Page MenuHomePhabricator

restbase heavily alerts about hitting a HTTP 429 ratelimit for internal IP
Open, LowPublic

Description

Restbase started hitting ratelimits as a result of clients hitting the transform endpoint:

2021-02-28.log:19:40 <+icinga-wm> PROBLEM - restbase endpoints health on restbase1029 is CRITICAL: /en.wikipedia.org/v1/transform/wikitext/to/html/{title} (Transform wikitext to html) is CRITICAL: Test Transform wikitext to html returned the unexpected status 429 (expecting: 200) https://wikitech.wikimedia.org/wiki/Services/Monitoring/restbase

We can see the spikes in log messages in the 7 day view here https://logstash.wikimedia.org/goto/d40f82dc85d6053c4483fcce357e9236

The volume of log messages caused issues with logstash around the same time:

17:58 <+icinga-wm> PROBLEM - Logstash Elasticsearch indexing errors #o11y on alert1001 is CRITICAL: 65.36 ge 8 https://wikitech.wikimedia.org/wiki/Logstash%23Indexing_errors https://logstash.wikimedia.org/goto/3283cc1372b7df18f26128163125cf45 https://grafana.wikimedia.org/dashboard/db/logstash

When we look at the message from restbase, there is some additional weirdness - x-client-ip is for the IP of the restbase instance itself, which is possibly related to how the serviceproxy behaves: https://logstash.wikimedia.org/app/discover#/doc/logstash-*/logstash-restbase-2021.02.24?id=H0tT1XcBsCn0xdb8Djvf

There's a further weirdness in this issue from the fact that the messages contain differing wikis in the root_req.uri and api_path - I have no idea what that might be related to.

Event Timeline

The RESTbase change we spoke of has been merged but still needs to be deployed: https://github.com/wikimedia/restbase/pull/1288

BPirkle moved this task from Inbox to Tracking/Watching on the Platform Engineering board.
BPirkle subscribed.

@hnowlan , are you planning to deploy this yourself, or does something else need to be done?

When we look at the message from restbase, there is some additional weirdness - x-client-ip is for the IP of the restbase instance itself, which is possibly related to how the serviceproxy behaves: https://logstash.wikimedia.org/app/discover#/doc/logstash-*/logstash-restbase-2021.02.24?id=H0tT1XcBsCn0xdb8Djvf

Note that we are tackling this in T246348 for mediawiki, we could possibly use the exact same solution for restbase.

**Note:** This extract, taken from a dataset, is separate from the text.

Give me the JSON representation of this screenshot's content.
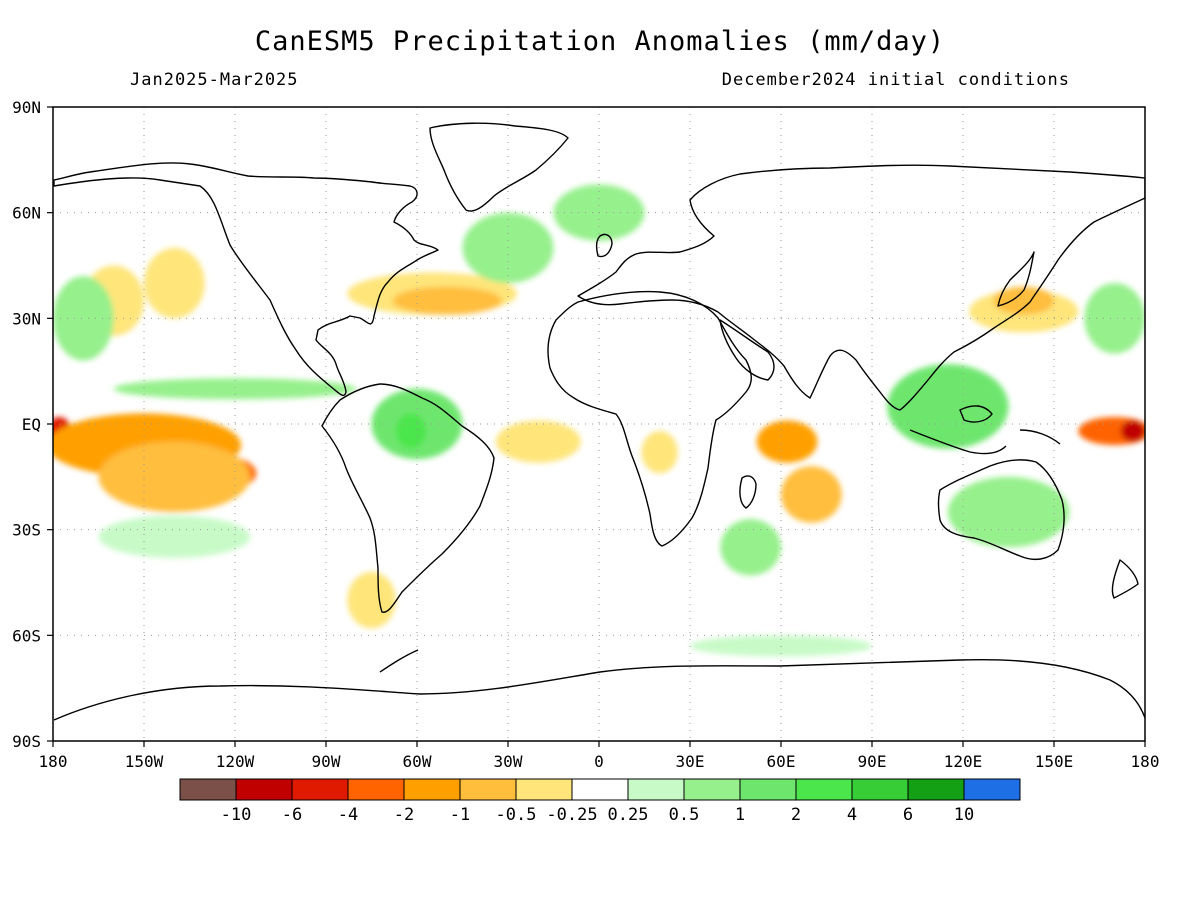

When we look at the message from restbase, there is some additional weirdness - x-client-ip is for the IP of the restbase instance itself, which is possibly related to how the serviceproxy behaves: https://logstash.wikimedia.org/app/discover#/doc/logstash-*/logstash-restbase-2021.02.24?id=H0tT1XcBsCn0xdb8Djvf

Note that we are tackling this in T246348 for mediawiki, we could possibly use the exact same solution for restbase.

No wait, now that I am looking into this again, this isn't the services proxy, scratch the above comment.

This is restbase connecting to itself. The services proxy doesn't listen on ipv6 yet and the address in the log above is ::ffff:10.64.0.100 which is a ipv4 mapped IPv6 address.